"Même Saupiquet n'a pas voulu de moi !"
Sur le plateau de "C à vous", l'humoriste et comédienne Melha Bedia, star de la série Miskina, la pauvre (sur Prime), s'est permise de placer quelques piques bien senties sur le statut d'égérie, les diktats de beauté et... La presse féminine. On l'écoute ?
"Même "Lu" n'ont pas voulu de moi, je suis sur "Saupiquet", mes copines, elles sont égéries Vuitton. La presse féminine met rarement des gens qui dépassent de la couv'. Comment vous voulez que je m'aime ?", ironise la jeune femme dans le talk show de France 5.
"Je suis un peu trop en surpoids, j'ai les chicots trop en 2027, elles sont déjà aux JO de Los Angeles. J'ai un problème de dentition comme Jean-Pascal Zadi", s'amuse l'humoriste. L'air de rien ce qu'aborde l'actrice le temps de cette courte séquence aux faux airs de sketch a le mérite de poser les questions qui fâchent. La presse féminine est elle encore très discriminante sous couvert de glamour ?
C'est un vrai problème que la jeune comédienne et soeur de Ramzy Bedia met en exergue. Même à l'heure du mouvement body positive, où est la diversité sur les Unes des magazines féminins ? Articles et dossiers vont davantage mettre l'accent sur des enjeux de société actuels. Mais par-delà les articles, les couvertures des revues les plus mainstream croulent plutôt sous les conventions esthétiques...
Femmes racisées, femmes grosses, femmes en situation de handicap, femmes de cinquante, soixante, soixante-dix ans... Un statut universel de star "autorise" exceptionnellement que des profils féminins plus "atypiques" aient droit à la Une. Cela se constate régulièrement au sein des féminins, alors que les luttes des personnes concernées, les notions de grossophobie et "d'âgisme" - les discriminations et l'exclusion dont font l'objet les femmes dès le cap de la quarantaine - semblent tout à fait comprises par le plus grand nombre aujourd'hui.
Le signe d'une hypocrisie qui ne dit pas son nom, entre bonnes intentions, mots correctement choisis et absence totale de changements en face ? L'enjeu de la Une - celle qui met en lumière, et en avant - demeure un symbole de cette impasse, même après des années de bousculement féministe, et la popularité des billets d'humeur des militantes abondamment suivies sur des réseaux sociaux comme Instagram.

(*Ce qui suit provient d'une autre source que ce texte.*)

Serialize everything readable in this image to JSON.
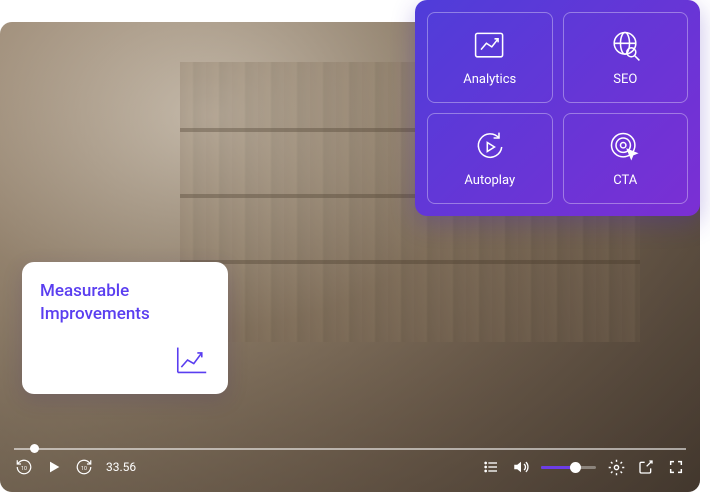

Ce qu'aborde la jeune comédienne nous renvoie aux réflexions de Mona Chollet dans son essai de référence Beauté fatale. L'essayiste suisse y parle largement de l'aliénation des femmes et de la responsabilité considérable de la presse féminine à ce propos. Conformité plus ou moins consciente à ce qui est exigé d'elles, obsession permanente du poids (à perdre), présence du regard masculin...
Et à cela, s'ajoute "l'impasse" du body positive !
Tel qu'il est résumé sur Terrafemina par l'essayiste Gabrielle Deydier ("On achève bien les grosses") : "Les gens comprennent mieux de quoi il est question quand on parle de grossophobie, mais les réactions ou discours grossophobes sont encore loin d'être rares. L'exemple de la mode est parlant : oui, c'est positif de proposer des défilés plus inclusifs, des mannequins body positive (je ne trouve pas que l'on sombre dans le "fat washing"), mais les gens ont trop tendance à croire que parce qu'ils voient des personnes grosses dans un défilé, alors le problème serait forcément réglé"
Tant de lignes exigent encore d'être bougées !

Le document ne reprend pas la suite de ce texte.